Le gué de la rivière de Kaboul – Rudyard Kipling
La ville de Kaboul sur la rivière de Kaboul —
Sonnez le clairon, sabre au clair —
J’ai laissé là et pour toujours un compagnon,
Tout dégoulinant au milieu du gué.
Le gué, le gué, le gué de la rivière de Kaboul,
Le gué de la rivière de Kaboul dans l’obscurité !
Il y a la rivière, haute et prête à déborder, et la moitié d’un escadron qui nage
Pour passer le gué de la rivière de Kaboul dans l’obscurité.
La ville de Kaboul, c’est un sacré bled —
Sonnez le clairon, sabre au clair —
Sûr que j’oublierai jamais son visage
Tout dégoulinant au milieu du gué !
Le gué, le gué, le gué de la rivière de Kaboul,
Le gué de la rivière de Kaboul dans l’obscurité !

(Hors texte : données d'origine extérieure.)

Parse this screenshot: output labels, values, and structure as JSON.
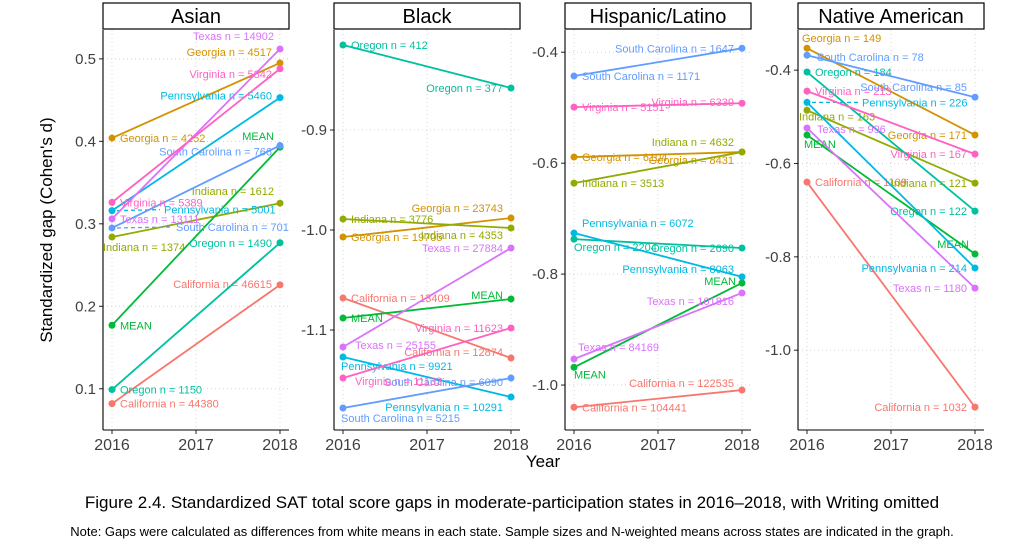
{
  "figure": {
    "caption": "Figure 2.4. Standardized SAT total score gaps in moderate-participation states in 2016–2018, with Writing omitted",
    "note": "Note: Gaps were calculated as differences from white means in each state. Sample sizes and N-weighted means across states are indicated in the graph."
  },
  "chart_data": {
    "type": "line",
    "x_years": [
      2016,
      2018
    ],
    "x_ticks": [
      "2016",
      "2017",
      "2018"
    ],
    "xlabel": "Year",
    "ylabel": "Standardized gap (Cohen's d)",
    "mean_label": "MEAN",
    "colors": {
      "California": "#F8766D",
      "Georgia": "#D39200",
      "Indiana": "#93AA00",
      "MEAN": "#00BA38",
      "Oregon": "#00C19F",
      "Pennsylvania": "#00B9E3",
      "South Carolina": "#619CFF",
      "Texas": "#DB72FB",
      "Virginia": "#FF61C3"
    },
    "facets": [
      {
        "title": "Asian",
        "ylim": [
          0.05,
          0.535
        ],
        "yticks": [
          0.5,
          0.4,
          0.3,
          0.2,
          0.1
        ],
        "series": [
          {
            "state": "California",
            "n": [
              44380,
              46615
            ],
            "values": [
              0.082,
              0.226
            ],
            "labels": [
              "California n = 44380",
              "California n = 46615"
            ]
          },
          {
            "state": "Georgia",
            "n": [
              4252,
              4517
            ],
            "values": [
              0.404,
              0.495
            ],
            "labels": [
              "Georgia n = 4252",
              "Georgia n = 4517"
            ]
          },
          {
            "state": "Indiana",
            "n": [
              1374,
              1612
            ],
            "values": [
              0.284,
              0.325
            ],
            "labels": [
              "Indiana n = 1374",
              "Indiana n = 1612"
            ]
          },
          {
            "state": "MEAN",
            "values": [
              0.177,
              0.393
            ],
            "labels": [
              "MEAN",
              "MEAN"
            ]
          },
          {
            "state": "Oregon",
            "n": [
              1150,
              1490
            ],
            "values": [
              0.099,
              0.277
            ],
            "labels": [
              "Oregon n = 1150",
              "Oregon n = 1490"
            ]
          },
          {
            "state": "Pennsylvania",
            "n": [
              5001,
              5460
            ],
            "values": [
              0.316,
              0.453
            ],
            "labels": [
              "Pennsylvania n = 5001",
              "Pennsylvania n = 5460"
            ]
          },
          {
            "state": "South Carolina",
            "n": [
              701,
              766
            ],
            "values": [
              0.295,
              0.395
            ],
            "labels": [
              "South Carolina n = 701",
              "South Carolina n = 766"
            ]
          },
          {
            "state": "Texas",
            "n": [
              13111,
              14902
            ],
            "values": [
              0.306,
              0.512
            ],
            "labels": [
              "Texas n = 13111",
              "Texas n = 14902"
            ]
          },
          {
            "state": "Virginia",
            "n": [
              5389,
              5842
            ],
            "values": [
              0.326,
              0.488
            ],
            "labels": [
              "Virginia n = 5389",
              "Virginia n = 5842"
            ]
          }
        ]
      },
      {
        "title": "Black",
        "ylim": [
          -1.2,
          -0.8
        ],
        "yticks": [
          -0.9,
          -1.0,
          -1.1
        ],
        "series": [
          {
            "state": "California",
            "n": [
              13409,
              12874
            ],
            "values": [
              -1.068,
              -1.128
            ],
            "labels": [
              "California n = 13409",
              "California n = 12874"
            ]
          },
          {
            "state": "Georgia",
            "n": [
              19705,
              23743
            ],
            "values": [
              -1.007,
              -0.988
            ],
            "labels": [
              "Georgia n = 19705",
              "Georgia n = 23743"
            ]
          },
          {
            "state": "Indiana",
            "n": [
              3776,
              4353
            ],
            "values": [
              -0.989,
              -0.998
            ],
            "labels": [
              "Indiana n = 3776",
              "Indiana n = 4353"
            ]
          },
          {
            "state": "MEAN",
            "values": [
              -1.088,
              -1.069
            ],
            "labels": [
              "MEAN",
              "MEAN"
            ]
          },
          {
            "state": "Oregon",
            "n": [
              412,
              377
            ],
            "values": [
              -0.815,
              -0.858
            ],
            "labels": [
              "Oregon n = 412",
              "Oregon n = 377"
            ]
          },
          {
            "state": "Pennsylvania",
            "n": [
              9921,
              10291
            ],
            "values": [
              -1.127,
              -1.167
            ],
            "labels": [
              "Pennsylvania n = 9921",
              "Pennsylvania n = 10291"
            ]
          },
          {
            "state": "South Carolina",
            "n": [
              5215,
              6090
            ],
            "values": [
              -1.178,
              -1.148
            ],
            "labels": [
              "South Carolina n = 5215",
              "South Carolina n = 6090"
            ]
          },
          {
            "state": "Texas",
            "n": [
              25155,
              27884
            ],
            "values": [
              -1.117,
              -1.018
            ],
            "labels": [
              "Texas n = 25155",
              "Texas n = 27884"
            ]
          },
          {
            "state": "Virginia",
            "n": [
              11133,
              11623
            ],
            "values": [
              -1.148,
              -1.098
            ],
            "labels": [
              "Virginia n = 11133",
              "Virginia n = 11623"
            ]
          }
        ]
      },
      {
        "title": "Hispanic/Latino",
        "ylim": [
          -1.081,
          -0.36
        ],
        "yticks": [
          -0.4,
          -0.6,
          -0.8,
          -1.0
        ],
        "series": [
          {
            "state": "California",
            "n": [
              104441,
              122535
            ],
            "values": [
              -1.04,
              -1.009
            ],
            "labels": [
              "California n = 104441",
              "California n = 122535"
            ]
          },
          {
            "state": "Georgia",
            "n": [
              6104,
              8431
            ],
            "values": [
              -0.589,
              -0.58
            ],
            "labels": [
              "Georgia n = 6104",
              "Georgia n = 8431"
            ]
          },
          {
            "state": "Indiana",
            "n": [
              3513,
              4632
            ],
            "values": [
              -0.636,
              -0.58
            ],
            "labels": [
              "Indiana n = 3513",
              "Indiana n = 4632"
            ]
          },
          {
            "state": "MEAN",
            "values": [
              -0.968,
              -0.816
            ],
            "labels": [
              "MEAN",
              "MEAN"
            ]
          },
          {
            "state": "Oregon",
            "n": [
              2204,
              2690
            ],
            "values": [
              -0.737,
              -0.753
            ],
            "labels": [
              "Oregon n = 2204",
              "Oregon n = 2690"
            ]
          },
          {
            "state": "Pennsylvania",
            "n": [
              6072,
              8063
            ],
            "values": [
              -0.726,
              -0.805
            ],
            "labels": [
              "Pennsylvania n = 6072",
              "Pennsylvania n = 8063"
            ]
          },
          {
            "state": "South Carolina",
            "n": [
              1171,
              1647
            ],
            "values": [
              -0.443,
              -0.393
            ],
            "labels": [
              "South Carolina n = 1171",
              "South Carolina n = 1647"
            ]
          },
          {
            "state": "Texas",
            "n": [
              84169,
              101816
            ],
            "values": [
              -0.953,
              -0.834
            ],
            "labels": [
              "Texas n = 84169",
              "Texas n = 101816"
            ]
          },
          {
            "state": "Virginia",
            "n": [
              5151,
              6339
            ],
            "values": [
              -0.499,
              -0.492
            ],
            "labels": [
              "Virginia n = 5151",
              "Virginia n = 6339"
            ]
          }
        ]
      },
      {
        "title": "Native American",
        "ylim": [
          -1.171,
          -0.314
        ],
        "yticks": [
          -0.4,
          -0.6,
          -0.8,
          -1.0
        ],
        "series": [
          {
            "state": "California",
            "n": [
              1109,
              1032
            ],
            "values": [
              -0.64,
              -1.122
            ],
            "labels": [
              "California n = 1109",
              "California n = 1032"
            ]
          },
          {
            "state": "Georgia",
            "n": [
              149,
              171
            ],
            "values": [
              -0.353,
              -0.539
            ],
            "labels": [
              "Georgia n = 149",
              "Georgia n = 171"
            ]
          },
          {
            "state": "Indiana",
            "n": [
              163,
              121
            ],
            "values": [
              -0.486,
              -0.642
            ],
            "labels": [
              "Indiana n = 163",
              "Indiana n = 121"
            ]
          },
          {
            "state": "MEAN",
            "values": [
              -0.539,
              -0.794
            ],
            "labels": [
              "MEAN",
              "MEAN"
            ]
          },
          {
            "state": "Oregon",
            "n": [
              184,
              122
            ],
            "values": [
              -0.404,
              -0.702
            ],
            "labels": [
              "Oregon n = 184",
              "Oregon n = 122"
            ]
          },
          {
            "state": "Pennsylvania",
            "n": [
              226,
              214
            ],
            "values": [
              -0.469,
              -0.824
            ],
            "labels": [
              "Pennsylvania n = 226",
              "Pennsylvania n = 214"
            ]
          },
          {
            "state": "South Carolina",
            "n": [
              78,
              85
            ],
            "values": [
              -0.368,
              -0.458
            ],
            "labels": [
              "South Carolina n = 78",
              "South Carolina n = 85"
            ]
          },
          {
            "state": "Texas",
            "n": [
              996,
              1180
            ],
            "values": [
              -0.524,
              -0.867
            ],
            "labels": [
              "Texas n = 996",
              "Texas n = 1180"
            ]
          },
          {
            "state": "Virginia",
            "n": [
              213,
              167
            ],
            "values": [
              -0.445,
              -0.58
            ],
            "labels": [
              "Virginia n = 213",
              "Virginia n = 167"
            ]
          }
        ]
      }
    ]
  }
}
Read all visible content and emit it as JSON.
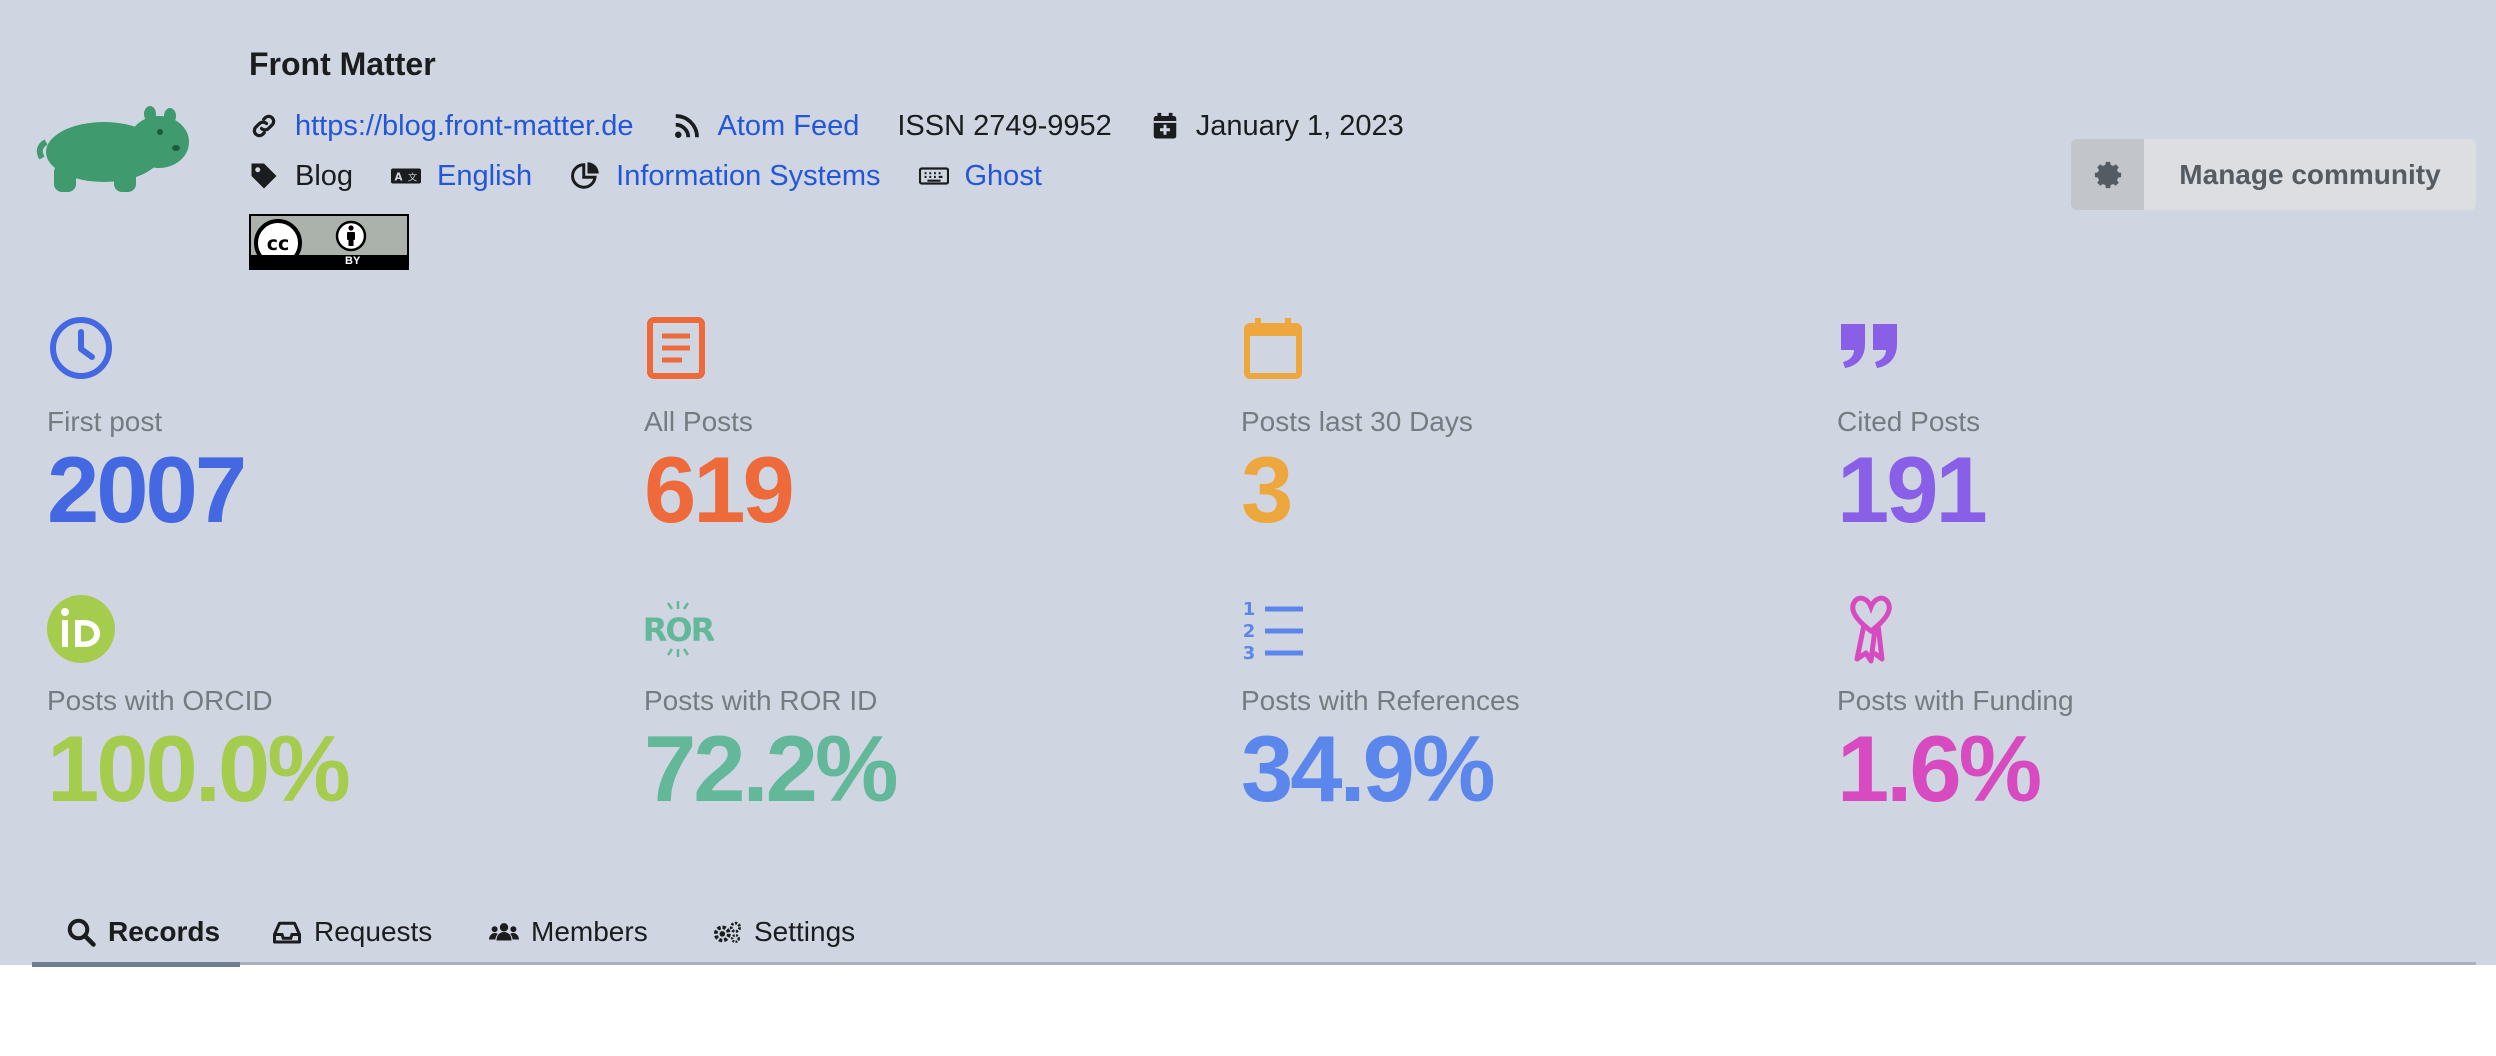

Restez tout près des pieux dans l’eau, ils vous guideront sans risque
Pour passer le gué de la rivière de Kaboul dans l’obscurité.
La ville de Kaboul, c’est du soleil et de la poussière —
Sonnez le clairon, sabre au clair —
J’aurais mieux aimé me noyer moi
Plutôt que lui dans ce gué
Le gué, le gué, le gué de la rivière de Kaboul
Le gué de la rivière de Kaboul dans l’obscurité !
On entend les chevaux qui s’ébrouent ; on entend les hommes qui pataugent,
Pour passer le gué de la rivière de Kaboul dans l’obscurité.
La ville de Kaboul, on l’a prise —
Sonnez le clairon, sabre au clair —
Je l’aurais bien abandonnée en échange —
De celui qui m’a abandonné au milieu du gué.
Le gué, le gué, le gué de la rivière de Kaboul,
Le gué de la rivière de Kaboul dans l’obscurité !
La fameuse sécheresse, là-bas on connaît pas ; pourquoi vous ne venez jamais dans le coin,
Pour passer le gué de la rivière de Kaboul dans l’obscurité ?
La ville de Kaboul ira en enfer
Sonnez le clairon, sabre au clair —
Avant que je le voie vivant et en bonne santé,
Lui, le meilleur au milieu du gué.
Le gué, le gué, le gué de la rivière de Kaboul,
Le gué de la rivière de Kaboul dans l’obscurité !
Que Dieu les aide s’ils trébuchent, car alors leurs bottes les entraîneraient dans le fond
Du gué de la rivière de Kaboul dans l’obscurité.
Détournez votre cheval de la ville de Kaboul —
Sonnez le clairon, sabre au clair —
Lui et la moitié de mon escadron sont tombés,
Sont tombés et se sont noyés au milieu du gué.
Le gué, le gué, le gué de la rivière de Kaboul,
Le gué de la rivière de Kaboul dans l’obscurité !
Maintenant la rivière est basse et en décrue, mais ça ne sert à rien d’appeler
Au milieu du gué de la rivière de Kaboul dans l’obscurité.